The year of reading dangerously

A reader in her natural habitat.
According to my list, I've read a stupidly large number of books since last September. (I'll publish the full list in a few weeks when my book year ends.) I didn't know when I bought an iPad last year and switched to ebooks that I would be able to read so much more in a twelvemonth. I've been joking that turning pages in a physical book was wasting valuable reading time, but I had no idea how true it was until I updated my last last night. I've managed to cram in an extra thirty books over my yearly average.

While I've been able to read more, ebooks have changed my reading habits in ways that I'm not altogether sure are positive. I've hard to start taking notes on what I read for the first time since graduate school. This might be a good thing in that I'm not just slapping a review together when I finish a book. On the other hand, I'm taking frakking notes, people. I'm not able to remember plots as well as I used to. (No Alzheimer's jokes, please.) I can remember reading books. I can remember what I liked and disliked, for the most part. But when I talk books with people now, I have to refer back to the blog a lot more to remember why I liked and disliked it in the first place because I've probably read a couple dozen books since then.

Am I going to slow down? Hells, no! I'm not sure I could slow down.
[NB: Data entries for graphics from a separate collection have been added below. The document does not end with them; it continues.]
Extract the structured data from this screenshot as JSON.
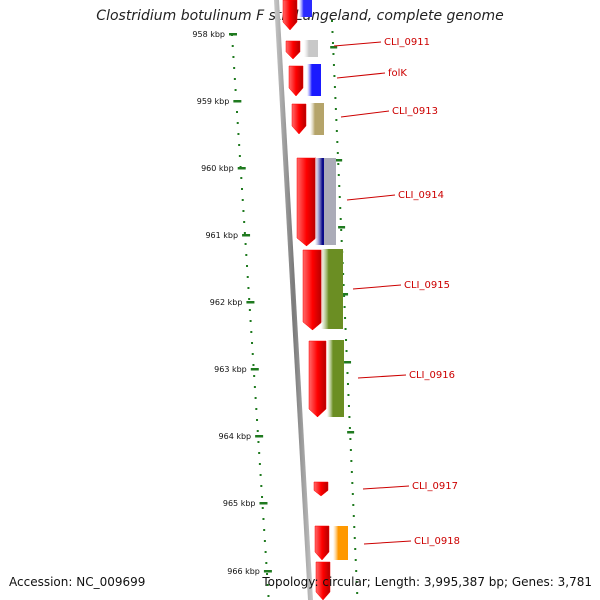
{
  "title": "Clostridium botulinum F str. Langeland, complete genome",
  "footer": {
    "accession": "Accession: NC_009699",
    "info": "Topology: circular; Length: 3,995,387 bp; Genes: 3,781"
  },
  "ruler": {
    "ticks": [
      "958 kbp",
      "959 kbp",
      "960 kbp",
      "961 kbp",
      "962 kbp",
      "963 kbp",
      "964 kbp",
      "965 kbp",
      "966 kbp"
    ],
    "tick_color": "#1f7a1f"
  },
  "backbone_color": "#8a8a8a",
  "genes": [
    {
      "label": "CLI_0911",
      "feature_color": "#c8c8c8"
    },
    {
      "label": "folK",
      "feature_color": "#1a1aff"
    },
    {
      "label": "CLI_0913",
      "feature_color": "#b5a46a"
    },
    {
      "label": "CLI_0914",
      "feature_color": "#0a0a8a"
    },
    {
      "label": "CLI_0915",
      "feature_color": "#6b8e23"
    },
    {
      "label": "CLI_0916",
      "feature_color": "#6b8e23"
    },
    {
      "label": "CLI_0917",
      "feature_color": null
    },
    {
      "label": "CLI_0918",
      "feature_color": "#ff9900"
    }
  ],
  "cds_color": "#ff0000",
  "label_color": "#cc0000"
}
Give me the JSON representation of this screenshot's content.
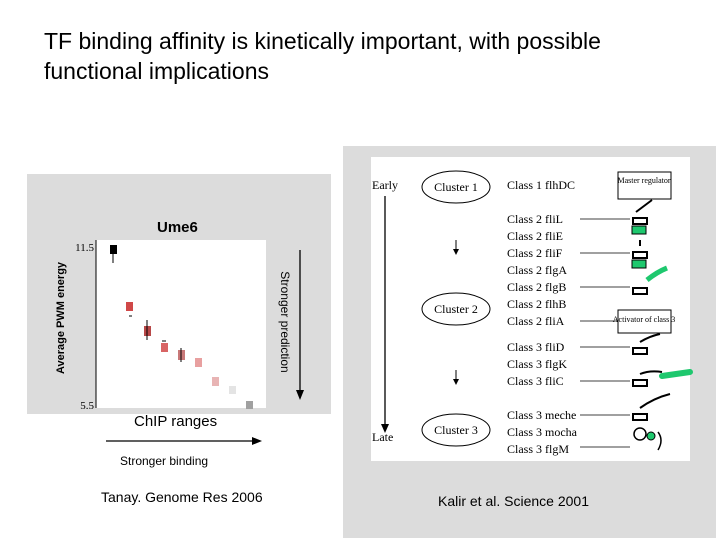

The subjective experience of reading for me is still as immersive and rich as always. Nothing else compares to it. I think my reviews have gotten better. I just worry that I might end up like my bookworm of a niece who reads so fast that she can't remember what she just read. Hence, notes.

I worried when I started taking notes that it would take away some of the pleasure of reading. So far, it hasn't. I think it's been keeping me reading deeply rather than just speeding through to see what happens next. Because I'm taking notes, I feel like I need to think up something worth the effort of breaking my reading stride and committing it to paper. So, I question what I'm reading, the authors' motives, the symbolism of the text, and on and on. I think it made me enjoy Sean Ferrell's The Man in the Empty Suit more than I might have if I hadn't been so determined to find and understand the subtext.

I wonder what my next book year is going to be like. I might pass from reading a stupidly large number of books to a truly terrifying number of books. Maybe I'll just tell people how many feet of book I read instead of giving them the number.

1 comment:

  1. Taking notes is awesome! Don't let anybody tell you differently.
    I have had a very slow reading year (for me) but hopefully I'll have the Cybils to propel me forward. I have noticed, however, in the year or so that I've had my Nook, that I tend to read the books more quickly.